CG: There were four “experiments” in which I participated where I was 100% sure and certain no tomfoolery or hoax was afoot. The results were directly observed, or in one case highly controlled by myself and other analysts. However, they suffer from the fact that single observers are not good referents. Much like in the journalism profession, two or more sources are required. In three of the experiments, I was personally involved so I am not a credible reporter in those incidents. That is, I could be said to suffer from “Observer Bias” which is a fair criticism. In one case, the experiment occurred with my home as the site of a long-distance Remote Viewing (RV). In another case, I was the “target” and varied my location at the last minute and was alone, to be sure no one followed me. I did not know the results until a double-blind opening of the data occurred. In the final case, there was a medical emergency with the subject, and the conditions and circumstances were such that it was clear the results could not have been faked or planned.
LTK: Could you describe the strangest experience you had that had the greatest impact on your personal beliefs regarding paranormal phenomenon?
CG: During a RV experiment, I was on the telephone in my den at home on a Saturday afternoon. I alone prepared some numerical targets, and no one else was involved. The entire purpose of the “experiment” was to convince myself that RV was possible. I placed the targets in a sealed envelope and placed them on a music stand. The RV subject not only correctly determined the numbers, in correct sequence, but correctly identified that I had placed them upside down, something I did not realize. The real “impact” of the session happened next.
The RV person at one point screamed into the phone (he was 3,000 miles away) “Kit, something bad has happened! Oh my god! I just got an image of the strangest white dog I have ever seen with a square head short legs and blood running down its throat…and I felt slivers of glass go through my body. Everything is happening on a sea of green. Are you o.k.?” I was, and for the next minute had no clue of what happened.
The RV subject persisted: “Kit something happened. I am sorry. Are you o.k.?” I then went to check on my wife and kids downstairs. I found them upset, and cleaning a huge mess of broken glass from the solid green carpet that had been just laid that morning in our empty family Room. My white Bulldog Charles had overturned and shattered a glass lamp when running into the room unexpectedly. Charles was not only white, he had a very square head. My kids said he had tripped while running around the room on the bright fire-red three-inch wide macramé collar my mother had made for him. It was around his neck and dangling under his chin, down his throat and trailing between his front legs.

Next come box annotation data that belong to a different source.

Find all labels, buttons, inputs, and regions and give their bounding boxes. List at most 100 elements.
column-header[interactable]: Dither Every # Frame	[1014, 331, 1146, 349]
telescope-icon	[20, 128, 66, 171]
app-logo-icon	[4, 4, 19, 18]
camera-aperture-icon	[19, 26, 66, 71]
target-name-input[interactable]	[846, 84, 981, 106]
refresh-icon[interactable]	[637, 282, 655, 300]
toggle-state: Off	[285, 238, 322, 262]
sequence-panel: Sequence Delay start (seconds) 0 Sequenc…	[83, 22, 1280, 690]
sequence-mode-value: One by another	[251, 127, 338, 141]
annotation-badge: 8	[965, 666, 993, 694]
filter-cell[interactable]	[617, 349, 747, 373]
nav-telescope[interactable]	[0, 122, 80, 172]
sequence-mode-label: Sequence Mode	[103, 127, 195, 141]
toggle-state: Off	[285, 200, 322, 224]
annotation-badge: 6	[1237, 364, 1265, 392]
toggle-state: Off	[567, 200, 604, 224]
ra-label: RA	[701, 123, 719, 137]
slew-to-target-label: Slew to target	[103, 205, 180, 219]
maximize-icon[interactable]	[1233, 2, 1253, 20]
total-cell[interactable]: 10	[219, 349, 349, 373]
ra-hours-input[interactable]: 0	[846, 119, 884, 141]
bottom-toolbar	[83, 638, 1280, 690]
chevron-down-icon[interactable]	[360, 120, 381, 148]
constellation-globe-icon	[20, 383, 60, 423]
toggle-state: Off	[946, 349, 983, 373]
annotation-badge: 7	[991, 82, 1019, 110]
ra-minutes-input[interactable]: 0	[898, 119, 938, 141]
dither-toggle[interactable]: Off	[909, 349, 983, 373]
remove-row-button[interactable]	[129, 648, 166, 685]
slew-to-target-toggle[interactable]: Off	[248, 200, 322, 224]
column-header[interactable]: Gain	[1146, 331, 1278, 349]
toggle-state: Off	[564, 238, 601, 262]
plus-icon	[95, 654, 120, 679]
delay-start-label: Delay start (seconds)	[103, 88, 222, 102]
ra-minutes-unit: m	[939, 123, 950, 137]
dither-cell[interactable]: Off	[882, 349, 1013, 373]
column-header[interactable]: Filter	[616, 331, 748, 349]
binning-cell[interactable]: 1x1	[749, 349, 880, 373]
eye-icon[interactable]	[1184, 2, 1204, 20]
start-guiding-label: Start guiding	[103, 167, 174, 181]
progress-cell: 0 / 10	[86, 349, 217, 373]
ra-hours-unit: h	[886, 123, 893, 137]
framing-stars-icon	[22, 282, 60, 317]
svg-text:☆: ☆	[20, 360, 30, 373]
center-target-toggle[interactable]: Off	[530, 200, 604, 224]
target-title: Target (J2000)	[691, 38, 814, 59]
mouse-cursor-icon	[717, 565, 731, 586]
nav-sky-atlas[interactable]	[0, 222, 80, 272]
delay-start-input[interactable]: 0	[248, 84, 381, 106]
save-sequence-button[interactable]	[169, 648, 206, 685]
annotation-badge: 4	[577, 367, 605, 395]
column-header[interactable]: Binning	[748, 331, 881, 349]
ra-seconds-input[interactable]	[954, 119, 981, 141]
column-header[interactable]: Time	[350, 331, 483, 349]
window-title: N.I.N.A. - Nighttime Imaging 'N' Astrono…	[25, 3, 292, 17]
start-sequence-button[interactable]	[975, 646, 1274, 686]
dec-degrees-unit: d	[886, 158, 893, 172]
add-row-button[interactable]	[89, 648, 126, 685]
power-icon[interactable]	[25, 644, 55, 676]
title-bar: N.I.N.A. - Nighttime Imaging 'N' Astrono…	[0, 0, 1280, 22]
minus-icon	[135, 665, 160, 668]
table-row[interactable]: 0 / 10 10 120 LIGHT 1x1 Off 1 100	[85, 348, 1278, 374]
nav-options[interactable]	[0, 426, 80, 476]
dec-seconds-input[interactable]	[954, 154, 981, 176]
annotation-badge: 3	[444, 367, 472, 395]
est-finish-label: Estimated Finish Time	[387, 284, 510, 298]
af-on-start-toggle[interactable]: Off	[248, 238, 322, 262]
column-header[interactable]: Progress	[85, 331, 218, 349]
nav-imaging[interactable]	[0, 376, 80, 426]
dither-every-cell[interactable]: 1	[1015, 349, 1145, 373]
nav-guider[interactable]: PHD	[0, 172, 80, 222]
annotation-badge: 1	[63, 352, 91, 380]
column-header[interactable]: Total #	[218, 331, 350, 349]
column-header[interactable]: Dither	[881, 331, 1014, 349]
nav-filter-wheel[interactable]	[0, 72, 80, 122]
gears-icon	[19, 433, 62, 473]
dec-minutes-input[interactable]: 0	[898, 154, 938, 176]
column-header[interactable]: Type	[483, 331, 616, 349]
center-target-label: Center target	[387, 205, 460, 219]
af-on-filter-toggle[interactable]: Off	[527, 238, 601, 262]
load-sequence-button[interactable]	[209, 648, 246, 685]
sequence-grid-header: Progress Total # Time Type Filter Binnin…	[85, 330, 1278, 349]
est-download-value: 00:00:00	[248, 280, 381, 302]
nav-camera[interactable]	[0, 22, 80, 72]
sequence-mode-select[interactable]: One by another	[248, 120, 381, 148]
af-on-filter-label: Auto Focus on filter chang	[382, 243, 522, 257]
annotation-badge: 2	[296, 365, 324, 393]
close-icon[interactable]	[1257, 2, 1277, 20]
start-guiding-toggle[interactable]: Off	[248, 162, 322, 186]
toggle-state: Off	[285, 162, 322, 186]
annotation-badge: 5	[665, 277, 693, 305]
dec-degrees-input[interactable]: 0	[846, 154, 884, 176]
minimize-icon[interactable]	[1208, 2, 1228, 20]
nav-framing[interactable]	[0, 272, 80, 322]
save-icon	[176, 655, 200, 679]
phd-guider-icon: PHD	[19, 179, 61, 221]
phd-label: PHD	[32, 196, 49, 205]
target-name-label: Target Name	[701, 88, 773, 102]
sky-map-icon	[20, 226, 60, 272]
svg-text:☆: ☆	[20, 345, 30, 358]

I knew that my home was inviolate; no one in the woods outside the back door to the rec room was monitoring my family in real-time. The RV subject did not know I even had a white Bulldog, and just like me, didn’t know what had happened in his RV image.
Views Regarding the Paranormal Today
LTK: Have your views regarding phenomenon such as UFOs, ghosts, or ESP changed at all from the time you started with the CIA to the day you left in 1985. If so, why?
CG: Yes. I now believe the phenomenon is much less common than I used to think, and that people cannot be trained in any useful fashion. I believe that people with true psychic ability are few and far between. The acquisition of information is spontaneous and uncontrolled. The characteristics of “successful” Remote Viewers (such as in my personal four cases) are very, very uncommon. I have also sadly come to believe that more delusion and fraud exists than I even thought was possible back then.
LTK: Thank you, Kit, for taking the time to share your experiences, knowledge, and insight regarding paranormal phenomenon with our readers here at LoveToKnow.
CG: Thank you, and I will be happy if a dialogue ensues.